France protests: A photo essay

GlobalPost

Riots last night in Amiens, France, left 16 police officers injured, a primary school damaged, and a sports center destroyed. The image of smoldering cars in the street recall the nationwide riots that erupted in France's impoverished suburbs (like Amiens) in 2005.

More from GlobalPost: Amiens: Riots break out in Northern French city

Protests are nothing new to France, a state born in civil disobedience.

Here's a look at the nation's most turbulent moments. 

A burnt car in Amiens, France, after violent clashes between about 100 local youths and 150 police officers on Aug. 14, 2012. (Philippe Hugen AFP/Getty Images). 

Police patrol the Paris suburb of Aulnay-sous-Bois on Nov. 2, 2005, after six straight nights of violent unrest. (Thomas Coex AFP/Getty Images).

About 5,000 workers and pilots of France's two state airlines, Air France and domestic subsidiary Air Inter, stage a 24-hour strike on Oct. 26, 1993, at Orly airport. The strike was against pay cuts and 4,000 job cuts. (Vincent Amalvy AFP/Getty Images).  

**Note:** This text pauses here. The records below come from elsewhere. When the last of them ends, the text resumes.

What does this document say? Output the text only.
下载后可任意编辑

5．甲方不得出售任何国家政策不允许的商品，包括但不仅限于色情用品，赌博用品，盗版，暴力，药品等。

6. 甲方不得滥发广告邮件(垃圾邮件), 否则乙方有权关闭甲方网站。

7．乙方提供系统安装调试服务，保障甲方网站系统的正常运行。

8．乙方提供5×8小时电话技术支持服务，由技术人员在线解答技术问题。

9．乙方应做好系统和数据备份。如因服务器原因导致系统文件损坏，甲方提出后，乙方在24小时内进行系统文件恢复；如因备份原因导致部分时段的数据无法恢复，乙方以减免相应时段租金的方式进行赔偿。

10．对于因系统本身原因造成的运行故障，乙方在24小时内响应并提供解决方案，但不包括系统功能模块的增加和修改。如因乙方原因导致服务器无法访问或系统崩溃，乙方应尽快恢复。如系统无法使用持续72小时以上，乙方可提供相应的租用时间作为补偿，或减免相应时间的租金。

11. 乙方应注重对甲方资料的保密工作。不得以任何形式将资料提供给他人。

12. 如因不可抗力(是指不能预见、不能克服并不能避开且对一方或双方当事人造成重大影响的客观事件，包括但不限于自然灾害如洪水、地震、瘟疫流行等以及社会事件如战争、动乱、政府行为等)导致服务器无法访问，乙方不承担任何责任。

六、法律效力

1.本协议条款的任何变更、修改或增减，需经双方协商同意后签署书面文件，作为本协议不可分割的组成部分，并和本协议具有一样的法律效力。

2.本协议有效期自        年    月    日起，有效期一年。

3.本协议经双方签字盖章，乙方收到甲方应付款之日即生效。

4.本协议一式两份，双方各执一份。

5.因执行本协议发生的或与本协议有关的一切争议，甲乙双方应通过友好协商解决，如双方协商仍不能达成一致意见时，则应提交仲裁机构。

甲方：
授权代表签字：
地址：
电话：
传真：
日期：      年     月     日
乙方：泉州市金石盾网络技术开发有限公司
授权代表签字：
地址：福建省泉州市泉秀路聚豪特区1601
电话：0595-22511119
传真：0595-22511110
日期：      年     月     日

Student protestors fight with police in the rue Saint-Jacques in Paris on May 6, 1968. Riots and protests that year by over 10 million workers brought the French economy to a halt and rocked the government of General Charles de Gaulle. (AFP/Getty Images).

Algerian emigrants hold their hands on their heads after they were arrested by French police during a brutal police crackdown where dozens of Algerian protesters, some witnesses spoke of 200, were killed by police on Oct. 17, 1961 in Paris.

 

French President Francois Hollande (R) and French Prime Minister Jean Marc Ayrault (L) attend the Bastille Day Military Ceremony on July 14, 2012, in Paris. Bastille Day commemorates the storming of the Bastille fortress-prison in Paris on July 14, 1789 — the year of the French Revolution.